WES JONES
SOME CURRENT WORK
December 9 – January 30th, 2023
Jones Is known primarily as an architect, though he has also taught for most of his career and made art since even before everything else (his mom claims his first word was “pretty,” uttered while being shown flowers in the back yard). He grew up in Southern California but went to college back east, where he first trained as a soldier, and then as an architect, graduating with a professional degree from a fancy school out there and then going to work for the most famous New York architect not to win a Pritzker. After working on that architect’s break out building he moved to San Francisco to become design partner at a young office there, which went on to win a bunch of awards. He finally came back down to live and work in Los Angeles in the late ‘90s, where he’s been ever since.
He thinks of himself as a maker, and art as one venue for that activity. So everything is fair game for his craft—not only buildings and art, but also furniture and other household objects as well as the accoutrements that adorn the buildings he designs, like sunshading mechanisms and jukebox storage devices. He once designed a spaceship for George Lucas while in residence as a Fellow at the American Academy in Rome. It looks a lot like some of those in Avatar thirty years later. Coincidence?
When Jones was a graduate architecture student back east he played a drinking game with a classmate who had been an art history major. It was called the art game. The game started with a shot and a sheet of paper on the wall; the two grad students would take turns making marks on the paper and taking shots.
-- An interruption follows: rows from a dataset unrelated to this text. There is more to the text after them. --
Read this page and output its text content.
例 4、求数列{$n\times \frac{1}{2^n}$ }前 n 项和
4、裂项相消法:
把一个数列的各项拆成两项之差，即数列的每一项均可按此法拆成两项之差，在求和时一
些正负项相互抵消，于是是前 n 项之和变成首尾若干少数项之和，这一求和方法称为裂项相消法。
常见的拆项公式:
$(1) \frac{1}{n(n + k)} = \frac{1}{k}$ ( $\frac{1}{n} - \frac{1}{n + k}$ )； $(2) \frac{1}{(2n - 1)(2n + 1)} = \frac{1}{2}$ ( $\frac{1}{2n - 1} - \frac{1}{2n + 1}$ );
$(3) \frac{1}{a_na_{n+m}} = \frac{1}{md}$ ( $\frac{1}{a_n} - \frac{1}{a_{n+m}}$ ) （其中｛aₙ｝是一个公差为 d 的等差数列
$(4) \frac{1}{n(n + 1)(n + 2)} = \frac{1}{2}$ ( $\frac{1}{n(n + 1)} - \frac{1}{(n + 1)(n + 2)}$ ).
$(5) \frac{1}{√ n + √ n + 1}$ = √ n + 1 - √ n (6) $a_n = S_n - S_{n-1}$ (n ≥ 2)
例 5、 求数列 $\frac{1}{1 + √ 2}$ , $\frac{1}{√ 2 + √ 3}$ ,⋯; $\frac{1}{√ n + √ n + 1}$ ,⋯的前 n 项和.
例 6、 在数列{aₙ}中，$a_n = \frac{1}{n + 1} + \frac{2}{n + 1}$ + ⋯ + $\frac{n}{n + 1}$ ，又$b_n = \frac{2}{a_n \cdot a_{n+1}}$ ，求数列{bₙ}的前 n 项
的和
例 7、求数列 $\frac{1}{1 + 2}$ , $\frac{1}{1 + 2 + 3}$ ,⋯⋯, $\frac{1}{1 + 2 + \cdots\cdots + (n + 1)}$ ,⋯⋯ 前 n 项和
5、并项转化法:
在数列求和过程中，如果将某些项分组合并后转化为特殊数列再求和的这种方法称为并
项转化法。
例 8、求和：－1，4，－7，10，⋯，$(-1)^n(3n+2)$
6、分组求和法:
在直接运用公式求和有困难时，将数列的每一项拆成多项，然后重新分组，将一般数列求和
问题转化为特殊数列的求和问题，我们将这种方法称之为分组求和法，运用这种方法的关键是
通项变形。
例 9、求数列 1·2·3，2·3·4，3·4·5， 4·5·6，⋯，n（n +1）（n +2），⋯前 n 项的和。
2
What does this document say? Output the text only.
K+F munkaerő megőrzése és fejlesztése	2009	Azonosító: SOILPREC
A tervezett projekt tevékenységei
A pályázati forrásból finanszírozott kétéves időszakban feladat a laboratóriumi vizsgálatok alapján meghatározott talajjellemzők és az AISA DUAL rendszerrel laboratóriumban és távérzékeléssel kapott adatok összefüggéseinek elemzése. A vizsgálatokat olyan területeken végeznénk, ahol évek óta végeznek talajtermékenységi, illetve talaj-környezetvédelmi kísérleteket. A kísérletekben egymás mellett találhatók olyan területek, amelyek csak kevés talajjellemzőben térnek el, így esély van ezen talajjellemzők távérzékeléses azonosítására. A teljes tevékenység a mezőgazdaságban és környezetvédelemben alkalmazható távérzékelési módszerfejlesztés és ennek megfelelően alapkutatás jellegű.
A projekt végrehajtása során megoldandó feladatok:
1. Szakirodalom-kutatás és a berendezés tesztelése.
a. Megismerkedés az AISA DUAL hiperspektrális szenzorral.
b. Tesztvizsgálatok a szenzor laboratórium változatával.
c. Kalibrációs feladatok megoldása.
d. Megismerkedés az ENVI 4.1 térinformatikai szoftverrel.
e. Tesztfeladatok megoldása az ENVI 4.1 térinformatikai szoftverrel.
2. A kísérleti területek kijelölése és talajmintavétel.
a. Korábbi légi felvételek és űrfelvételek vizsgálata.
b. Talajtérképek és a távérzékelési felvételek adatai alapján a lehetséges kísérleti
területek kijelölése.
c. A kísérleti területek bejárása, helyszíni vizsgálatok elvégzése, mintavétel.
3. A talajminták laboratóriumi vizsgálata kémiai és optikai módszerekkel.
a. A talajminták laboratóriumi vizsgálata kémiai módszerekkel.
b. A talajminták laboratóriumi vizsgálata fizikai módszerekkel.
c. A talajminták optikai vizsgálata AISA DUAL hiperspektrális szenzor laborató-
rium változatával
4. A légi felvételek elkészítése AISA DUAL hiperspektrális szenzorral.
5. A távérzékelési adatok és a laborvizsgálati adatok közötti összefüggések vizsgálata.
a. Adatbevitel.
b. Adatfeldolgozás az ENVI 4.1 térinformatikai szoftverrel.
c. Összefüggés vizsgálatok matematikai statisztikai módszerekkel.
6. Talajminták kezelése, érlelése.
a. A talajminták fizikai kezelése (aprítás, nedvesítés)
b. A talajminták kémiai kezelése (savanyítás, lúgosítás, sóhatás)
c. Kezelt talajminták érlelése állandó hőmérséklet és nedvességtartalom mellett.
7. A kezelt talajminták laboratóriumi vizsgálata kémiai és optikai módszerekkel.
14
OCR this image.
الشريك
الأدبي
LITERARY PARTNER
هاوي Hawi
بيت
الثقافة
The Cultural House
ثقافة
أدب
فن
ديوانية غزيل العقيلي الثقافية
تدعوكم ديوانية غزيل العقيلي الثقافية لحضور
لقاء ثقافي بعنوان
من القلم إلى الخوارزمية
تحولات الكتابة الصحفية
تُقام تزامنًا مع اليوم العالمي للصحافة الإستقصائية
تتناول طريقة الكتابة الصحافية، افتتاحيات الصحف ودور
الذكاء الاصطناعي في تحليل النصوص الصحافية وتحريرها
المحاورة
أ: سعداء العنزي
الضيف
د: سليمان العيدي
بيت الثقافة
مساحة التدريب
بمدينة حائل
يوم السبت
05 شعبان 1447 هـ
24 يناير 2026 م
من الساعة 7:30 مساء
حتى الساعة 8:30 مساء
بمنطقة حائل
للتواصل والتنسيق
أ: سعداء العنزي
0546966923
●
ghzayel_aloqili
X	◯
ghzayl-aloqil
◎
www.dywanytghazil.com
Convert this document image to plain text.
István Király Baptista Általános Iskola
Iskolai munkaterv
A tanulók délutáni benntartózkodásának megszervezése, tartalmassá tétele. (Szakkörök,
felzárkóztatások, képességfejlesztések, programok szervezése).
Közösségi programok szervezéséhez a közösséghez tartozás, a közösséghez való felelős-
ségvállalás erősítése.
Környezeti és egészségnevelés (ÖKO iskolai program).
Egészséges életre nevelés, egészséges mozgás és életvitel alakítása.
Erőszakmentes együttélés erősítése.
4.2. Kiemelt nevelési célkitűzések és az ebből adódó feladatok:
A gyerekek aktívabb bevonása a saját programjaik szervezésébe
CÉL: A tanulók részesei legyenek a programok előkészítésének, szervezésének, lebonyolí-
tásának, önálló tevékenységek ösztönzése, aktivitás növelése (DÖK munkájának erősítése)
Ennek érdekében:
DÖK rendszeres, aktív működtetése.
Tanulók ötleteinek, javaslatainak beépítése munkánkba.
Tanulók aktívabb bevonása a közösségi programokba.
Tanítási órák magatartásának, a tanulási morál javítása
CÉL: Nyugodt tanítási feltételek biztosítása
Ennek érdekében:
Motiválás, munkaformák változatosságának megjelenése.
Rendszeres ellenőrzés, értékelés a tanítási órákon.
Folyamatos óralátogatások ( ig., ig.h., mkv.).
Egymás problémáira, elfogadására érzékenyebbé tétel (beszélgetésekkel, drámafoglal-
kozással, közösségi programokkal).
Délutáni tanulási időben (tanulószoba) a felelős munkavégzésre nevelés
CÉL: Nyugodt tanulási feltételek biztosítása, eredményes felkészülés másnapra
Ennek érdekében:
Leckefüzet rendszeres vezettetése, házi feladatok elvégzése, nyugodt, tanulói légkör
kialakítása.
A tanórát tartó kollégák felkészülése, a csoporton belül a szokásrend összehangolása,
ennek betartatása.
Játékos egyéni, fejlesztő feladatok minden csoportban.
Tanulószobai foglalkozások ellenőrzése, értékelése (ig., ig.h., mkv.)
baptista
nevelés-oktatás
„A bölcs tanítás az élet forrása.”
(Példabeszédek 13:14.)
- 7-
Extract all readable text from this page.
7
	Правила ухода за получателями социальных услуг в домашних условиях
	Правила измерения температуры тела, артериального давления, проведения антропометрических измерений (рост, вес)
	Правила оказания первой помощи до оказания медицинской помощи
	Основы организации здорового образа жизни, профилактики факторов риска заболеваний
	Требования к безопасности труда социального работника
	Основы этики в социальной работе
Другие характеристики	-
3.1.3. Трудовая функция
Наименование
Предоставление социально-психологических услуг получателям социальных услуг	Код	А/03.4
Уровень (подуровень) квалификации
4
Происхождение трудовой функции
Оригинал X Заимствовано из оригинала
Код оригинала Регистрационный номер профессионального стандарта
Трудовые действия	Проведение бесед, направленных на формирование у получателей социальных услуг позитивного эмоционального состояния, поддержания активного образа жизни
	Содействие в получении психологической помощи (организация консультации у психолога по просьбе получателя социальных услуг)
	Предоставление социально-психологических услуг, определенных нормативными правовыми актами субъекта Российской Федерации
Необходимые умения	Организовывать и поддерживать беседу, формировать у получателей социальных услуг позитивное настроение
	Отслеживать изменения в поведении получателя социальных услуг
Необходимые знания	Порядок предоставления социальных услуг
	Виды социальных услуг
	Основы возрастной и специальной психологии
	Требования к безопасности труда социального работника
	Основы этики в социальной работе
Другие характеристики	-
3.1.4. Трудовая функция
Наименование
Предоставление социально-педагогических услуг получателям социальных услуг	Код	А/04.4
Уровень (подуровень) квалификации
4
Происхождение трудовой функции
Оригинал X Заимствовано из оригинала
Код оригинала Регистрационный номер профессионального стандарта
The game was a test of art references and counter references, with each mark recognizing the previous marks reference and then continuing it, reinforcing it, or cancelling it out to send the game off in a different direction. Between the alcohol and the visual contestation, the finished product never amounted to much—the decision of when it was done being itself an object of debate—but the process was hugely instructive to Jones with regards to the legibility of art. That there might be rules beyond verisimilitude, or that these rules could define a field of legible play, was something that has since guided both his art practice and architecture to this day.
This approach led naturally to his focus on mixed media in collage. The first step in this evolution occurred when he was returning to the states from his year in Rome, after luxuriating in the workspace assigned to him at the American Academy (larger by far than his entire apartment in NYC). In Rome he had celebrated the vastness by painting very large pieces with very large brushes on very large rolls of Fabriano paper. Since there was no way to fit any of these on the airplane, he cut them all up into 24x36 bits, thinking each could be a piece in itself. When he got back and unpacked them he realized they were much cooler recombined together, in unforeseen ways. These pieces became the sourdough starter that continues to seed his work today as he recycles these now forty year old bits from Rome into his work at all scales.